How GloriaMundo Solves It
We build a Monday-morning attribution workflow that does the addition for us. An integration step reads the 'Enquiries' tab from Google Sheets. A code step filters to the last 7 days and the last 90 days and computes counts and conversion rates by source: enquiry → viewing booked, viewing → offer made, offer → agreed. An LLM step writes a short, plain-English summary that frames the week against the 90-day baseline rather than against an arbitrary target — overperformers, underperformers, anything that looks like a trend rather than noise. An integration step saves the report to Google Docs with a stable filename pattern so the run history is easy to browse. A final integration step emails the report to us and to the director. Glass Box preview shows the calculated tables and the drafted narrative before anything sends, so we can sanity-check the maths against our gut.
Example Workflow Steps
- Trigger (schedule): Runs every Monday at 8am.
- Step 1 (integration): Read the 'Enquiries' tab from Google Sheets.
- Step 2 (code): Filter to enquiries from the last 7 days and the last 90 days; bucket by source.

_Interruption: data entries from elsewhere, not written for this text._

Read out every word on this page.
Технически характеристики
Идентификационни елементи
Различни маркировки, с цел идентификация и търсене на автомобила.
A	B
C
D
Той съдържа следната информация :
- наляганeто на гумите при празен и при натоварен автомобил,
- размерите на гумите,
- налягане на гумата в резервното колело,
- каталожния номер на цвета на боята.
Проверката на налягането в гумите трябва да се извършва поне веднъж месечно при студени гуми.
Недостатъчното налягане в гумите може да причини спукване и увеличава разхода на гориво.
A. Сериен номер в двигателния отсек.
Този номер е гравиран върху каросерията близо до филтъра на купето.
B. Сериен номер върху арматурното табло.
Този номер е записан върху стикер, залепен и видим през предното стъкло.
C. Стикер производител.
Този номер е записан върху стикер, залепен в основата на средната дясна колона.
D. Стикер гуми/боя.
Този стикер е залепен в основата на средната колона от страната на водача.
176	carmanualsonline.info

- Step 3 (code): Compute conversion rates by source for each window — enquiry to viewing, viewing to offer, offer to agreed.
- Step 4 (llm): Write a short narrative summary highlighting over- and under-performers versus the 90-day baseline and any notable shifts.
- Step 5 (integration): Save the report to Google Docs.
- Step 6 (integration): Email the report to the agency owner and the director via Gmail.
Integrations Used
- Google Sheets — holds the enquiry log with source and status columns that drive the report
- Google Docs — stores the weekly report so the run history is easy to browse
- Gmail — delivers the report to the agency owner and director on Monday morning
Who This Is For
Estate agency owners and lettings directors paying for two or more portal subscriptions plus their own marketing, who want to see lead source performance every week rather than at renewal time when it's too late to adjust spend.
Time & Cost Saved
Compiling a credible lead source report manually — opening the sheet, filtering by date, counting per source, calculating conversions, writing it up — takes around 90 minutes done properly, which is why nobody does it weekly. This workflow takes that to a 10-minute Monday-morning read. The bigger value is the decision it enables: spotting a portal whose enquiries no longer convert to viewings is worth more than a quarter of subscription fees.